Daniel Wolf wrote:
I have a general aesthetic question for people involved in bands. Is there a rationale beyond the pedagogical for wanting band scores to meet some prescribed contemporary and standardized instrumentation? Might there not be some legitimate musical reasons for omitting certain instruments or requiring others, or for allowing or disallowing optional doublings or playing cue note? If someone has articulated a case for a particular standard for band instrumentation, I'd certainly be interested in reading it.
At least in the U.S. the vast majority of bands are educational in purpose -- band directors don't want (and for behavior and discipline they CAN'T have) students sitting idle for large amounts of rehearsal time.
The next largest number of bands are college/university bands -- many (most?) colleges have more than one band, some with as many as 3 or 4 (or more) where the "lowest" level band is really an extension of high school band and is open without audition to any student (or faculty member in many cases) to come participate in. As such, they don't want people who are there as a hobby to feel their time is being wasted by being told that they can't play for several works on the next concert.

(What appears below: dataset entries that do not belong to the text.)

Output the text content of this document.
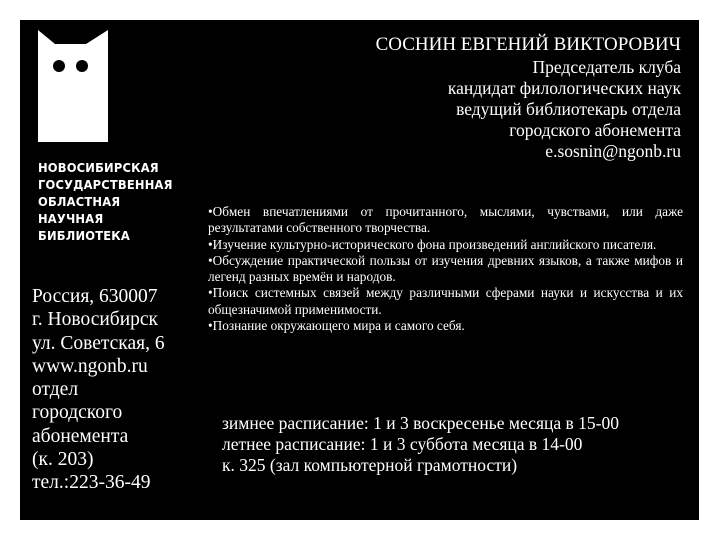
НОВОСИБИРСКАЯ
ГОСУДАРСТВЕННАЯ
ОБЛАСТНАЯ
НАУЧНАЯ
БИБЛИОТЕКА
Россия, 630007
г. Новосибирск
ул. Советская, 6
www.ngonb.ru
отдел
городского
абонемента
(к. 203)
тел.:223-36-49
СОСНИН ЕВГЕНИЙ ВИКТОРОВИЧ
Председатель клуба
кандидат филологических наук
ведущий библиотекарь отдела
городского абонемента
e.sosnin@ngonb.ru

•Обмен впечатлениями от прочитанного, мыслями, чувствами, или даже результатами собственного творчества.

•Изучение культурно-исторического фона произведений английского писателя.

•Обсуждение практической пользы от изучения древних языков, а также мифов и легенд разных времён и народов.

•Поиск системных связей между различными сферами науки и искусства и их общезначимой применимости.

•Познание окружающего мира и самого себя.

зимнее расписание: 1 и 3 воскресенье месяца в 15-00
летнее расписание: 1 и 3 суббота месяца в 14-00
к. 325 (зал компьютерной грамотности)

The upper level bands would be far more likely to program works which add extra instruments and/or omit some instruments, since the members are there by invitation (after passing an audition) to begin with.
Then there are the community bands, where people come once a week (in most cases) to relax by making music in a band environment. Tell them they can't play for part of a concert and they'll go find another band where they're more needed.

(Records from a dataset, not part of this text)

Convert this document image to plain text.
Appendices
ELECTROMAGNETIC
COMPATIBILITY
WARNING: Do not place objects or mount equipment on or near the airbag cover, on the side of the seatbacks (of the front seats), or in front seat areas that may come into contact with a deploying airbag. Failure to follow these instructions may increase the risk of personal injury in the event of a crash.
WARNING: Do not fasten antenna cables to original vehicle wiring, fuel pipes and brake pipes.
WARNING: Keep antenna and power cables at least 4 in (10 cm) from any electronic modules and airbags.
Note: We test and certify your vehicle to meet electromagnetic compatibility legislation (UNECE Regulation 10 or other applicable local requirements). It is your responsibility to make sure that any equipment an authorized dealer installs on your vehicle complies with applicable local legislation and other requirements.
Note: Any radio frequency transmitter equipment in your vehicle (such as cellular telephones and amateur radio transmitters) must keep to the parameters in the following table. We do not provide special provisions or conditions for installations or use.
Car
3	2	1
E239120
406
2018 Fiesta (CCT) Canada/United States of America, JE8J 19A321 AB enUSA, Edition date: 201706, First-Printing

Doublings (or cues) are desirable so that band works are performable by more ensembles which might not have the original instruments those passages are scored for -- this allows many bands to perform works which otherwise they would have to pass on, selling more copies for the composer and making the performances more diverse.
It's an entirely different world from orchestras, where everybody except the strings knows there will be works they aren't needed for, and they accept that gladly in exchange for the privilege of performing orchestral music.
Two very different worlds, bands and orchestras, with two very different views of who should play and when.